La guerra al terrorismo «giustifica» molte derive. Dal 2016 e fino al 2019, la Francia ha venduto all’Egitto un aereo di tipo Merlin III e dei sistemi di intercettazione sofisticati, collaborando al loro suo, con l’invio sul posto di quattro militari e sei ex soldati riconvertiti nel civile, che operavano per una società lussemburghese, Cae Aviation.

La missione Sirli, che prevedeva operazioni di riconoscimento aereo lungo la frontiera tra Egitto e Libia, era stata decisa dall’allora ministro della Difesa, Jean-Yves Le Drian (oggi agli Esteri), e il suo omologo egiziano Sedki Sobhi, quattro anni dopo la caduta di Gheddafi, per far fronte al caos della regione e la presenza di jihadisti, sia Al Qaeda che Isis.

Secondo una rivelazione del sito Disclose, non smentita dal ministero della Difesa, il regime di al-Sisi ha «allargato» l’obiettivo della missione. Non solo individuare e neutralizzare potenziali terroristi, presenti in questa ampia area lungo un confine di mille chilometri: la dittatura egiziana ha utilizzato le informazioni per colpire reti di traffici di armi, droga e anche di migranti. Secondo la denuncia di Disclose, ci sono state «numerose vittime civili».

I francesi erano al corrente. Addirittura, tra il 2016 e il 2018, avrebbero partecipato a 19 azioni di bombardamenti contro dei civili. Dal 2016, ci sono state informazioni da parte dei militari in missione, che avevano avvertito Parigi della «volontà dell’aviazione egiziana di utilizzare informazioni a fini repressivi contro traffici locali».

Nel 2019, una missiva avverte su «casi verificati di distruzione di oggetti intercettati», azioni che esulano dalla missione iniziale. Ma non c’è stata nessuna reazione da parte dei governi francesi, sia sotto la presidenza Hollande, che aveva iniziato la missione, che con Macron, che l’ha proseguita.

Il ministro della Difesa dovrebbe avviare un’inchiesta interna, per fare chiarezza su queste esecuzioni extragiudiziarie da parte dell’Egitto, con collaborazione francese. Dei partiti di opposizione (France Insoumise, Europa Ecologia), assieme a Amnesty International, chiedono un’inchiesta parlamentare. Ma è difficile che sia questa la strada che verrà seguita.

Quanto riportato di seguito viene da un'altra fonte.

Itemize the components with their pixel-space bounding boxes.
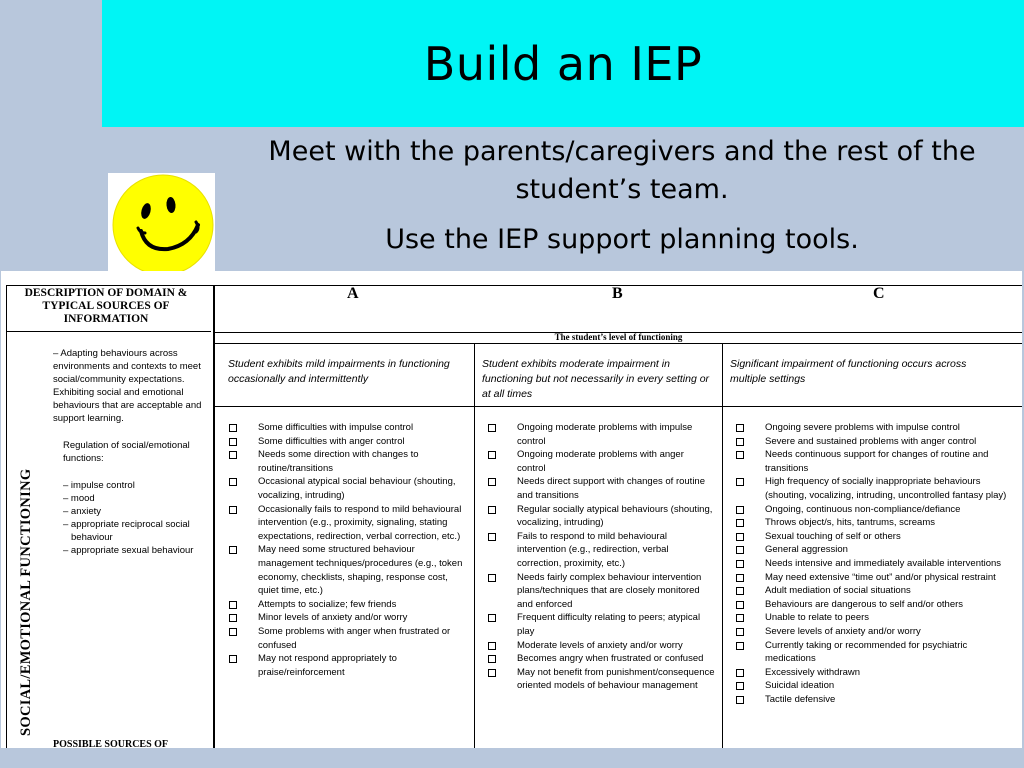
checklist-item: Sexual touching of self or others (733, 530, 1018, 544)
domain-subitem: – appropriate sexual behaviour (63, 545, 194, 556)
level-divider (215, 343, 1022, 344)
checklist-item: Attempts to socialize; few friends (226, 598, 466, 612)
column-a-description: Student exhibits mild impairments in functioning occasionally and intermittently (228, 358, 450, 385)
checklist-item: May need extensive “time out” and/or physical restraint (733, 571, 1018, 585)
checklist-item: Occasionally fails to respond to mild behavioural intervention (e.g., proximity, signaling, stating expectations, redirection, verbal correction, etc.) (226, 503, 466, 544)
domain-subitem: – appropriate reciprocal social behaviour (63, 519, 190, 543)
checklist-item: General aggression (733, 543, 1018, 557)
checklist-item: May not benefit from punishment/consequence oriented models of behaviour management (485, 666, 715, 693)
checklist-item: May need some structured behaviour management techniques/procedures (e.g., token economy, checklists, shaping, response cost, quiet time, etc.) (226, 543, 466, 597)
checklist-item: Currently taking or recommended for psychiatric medications (733, 639, 1018, 666)
checklist-item: Needs fairly complex behaviour intervention plans/techniques that are closely monitored and enforced (485, 571, 715, 612)
smiley-face-icon (108, 173, 215, 277)
checklist-item: Regular socially atypical behaviours (shouting, vocalizing, intruding) (485, 503, 715, 530)
domain-subitem: – impulse control (63, 480, 135, 491)
column-divider-bc (722, 343, 723, 748)
left-column-header: DESCRIPTION OF DOMAIN & TYPICAL SOURCES OF INFORMATION (24, 287, 188, 325)
possible-sources-label: POSSIBLE SOURCES OF (53, 739, 169, 748)
body-line-2: Use the IEP support planning tools. (385, 224, 859, 255)
checklist-item: Occasional atypical social behaviour (shouting, vocalizing, intruding) (226, 475, 466, 502)
checklist-item: Severe and sustained problems with anger control (733, 435, 1018, 449)
domain-rotated-label: SOCIAL/EMOTIONAL FUNCTIONING (18, 468, 34, 736)
checklist-item: Unable to relate to peers (733, 611, 1018, 625)
column-c-description: Significant impairment of functioning occurs across multiple settings (730, 358, 967, 385)
title-bar (102, 0, 1024, 127)
column-header-a: A (347, 285, 359, 302)
checklist-item: Severe levels of anxiety and/or worry (733, 625, 1018, 639)
table-border-left (6, 285, 7, 748)
column-header-c: C (873, 285, 885, 302)
checklist-item: Needs continuous support for changes of routine and transitions (733, 448, 1018, 475)
domain-description (53, 347, 213, 557)
body-line-1: Meet with the parents/caregivers and the rest of the student’s team. (268, 136, 976, 205)
slide-title: Build an IEP (423, 36, 703, 91)
checklist-item: Becomes angry when frustrated or confused (485, 652, 715, 666)
domain-subitem: – mood (63, 493, 95, 504)
smiley-image (108, 173, 215, 277)
checklist-item: Adult mediation of social situations (733, 584, 1018, 598)
checklist-item: Ongoing, continuous non-compliance/defiance (733, 503, 1018, 517)
checklist-item: Some problems with anger when frustrated or confused (226, 625, 466, 652)
checklist-item: Moderate levels of anxiety and/or worry (485, 639, 715, 653)
checklist-item: Throws object/s, hits, tantrums, screams (733, 516, 1018, 530)
checklist-item: High frequency of socially inappropriate behaviours (shouting, vocalizing, intruding, uncontrolled fantasy play) (733, 475, 1018, 502)
checklist-item: Behaviours are dangerous to self and/or others (733, 598, 1018, 612)
checklist-item: Tactile defensive (733, 693, 1018, 707)
column-b-list (485, 421, 715, 693)
checklist-item: Fails to respond to mild behavioural intervention (e.g., redirection, verbal correction, proximity, etc.) (485, 530, 715, 571)
checklist-item: Needs intensive and immediately available interventions (733, 557, 1018, 571)
column-a-list (226, 421, 466, 679)
checklist-item: Minor levels of anxiety and/or worry (226, 611, 466, 625)
column-header-b: B (612, 285, 623, 302)
checklist-item: Some difficulties with impulse control (226, 421, 466, 435)
checklist-item: Ongoing moderate problems with anger control (485, 448, 715, 475)
iep-document-excerpt (1, 271, 1022, 748)
domain-item: – Adapting behaviours across environments and contexts to meet social/community expectations. Exhibiting social and emotional behaviours that are acceptable and support learning. (53, 348, 202, 424)
checklist-item: Some difficulties with anger control (226, 435, 466, 449)
left-column-divider (213, 285, 215, 748)
checklist-item: Needs direct support with changes of routine and transitions (485, 475, 715, 502)
table-border-top (6, 285, 1022, 286)
checklist-item: Frequent difficulty relating to peers; atypical play (485, 611, 715, 638)
slide-body (222, 133, 1022, 259)
domain-item: Regulation of social/emotional functions: (63, 440, 190, 464)
column-b-description: Student exhibits moderate impairment in functioning but not necessarily in every setting or at all times (482, 358, 710, 400)
column-divider-ab (474, 343, 475, 748)
left-header-divider (6, 331, 211, 332)
description-divider (215, 406, 1022, 407)
domain-subitem: – anxiety (63, 506, 102, 517)
checklist-item: Suicidal ideation (733, 679, 1018, 693)
checklist-item: Needs some direction with changes to routine/transitions (226, 448, 466, 475)
level-of-functioning-label: The student’s level of functioning (554, 332, 683, 342)
checklist-item: Ongoing severe problems with impulse control (733, 421, 1018, 435)
checklist-item: Excessively withdrawn (733, 666, 1018, 680)
checklist-item: May not respond appropriately to praise/reinforcement (226, 652, 466, 679)
column-c-list (733, 421, 1018, 706)
checklist-item: Ongoing moderate problems with impulse control (485, 421, 715, 448)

Per la Francia, l’Egitto è un ottimo cliente di armi: è il terzo acquirente, tra il 2011 e il 2020 ha comprato armamenti per più di 6,6 miliardi di euro. Nel 2015, Il Cairo ha comprato 24 Rafale e quest’anno si è impegnato ad acquisirne altri 30, i finanziatori sono sempre Arabia saudita ed Emirati, i due paesi alla punta della contro-rivoluzione araba, di repressione delle «primavere».

Dal 1999 in Francia viene pubblicato ogni anno un rapporto sull’export di armi e nel 2020 è stato suggerito di estendere questa pratica anche a materiali di sorveglianza che possono avere un «doppio uso». Da settembre, è in vigore un regolamento Ue sul controllo delle esportazioni di materiale di cyber-sorveglianza.

Ma i rapporti con l’Egitto sono delicati. Nel 2019, in un primo viaggio al Cairo, Emmanuel Macron aveva accennato ai problemi del rispetto dei diritti umani. Ne era seguito un periodo di freddezza nelle relazioni bilaterali. La crisi era poi stata superata con il viaggio di al-Sisi a Parigi, accolto con tutti gli onori, a cui era persino stata data, anche se un po’ di nascosto, la Légion d’Honneur, sollevando molte polemiche. L’Egitto è considerato una pedina importante per la lotta al terrorismo, che in Francia ha fatto centinaia di morti in vari attacchi dal 2012.

Secondo Aymeric Elluin di Amnesty International, però, si tratta di un rapporto «a senso unico, la Francia e il popolo egiziano sono i grandi perdenti di questa relazione, dove non si fa che ricompensare le violazioni dei diritti umani». Tra l’altro, per i responsabili c’è il rischio di conseguenze giudiziarie: in Francia ci sono quattro indagati per «complicità di tortura», per vendite di materiali di repressione a Egitto e Libia nel 2013 e 2017.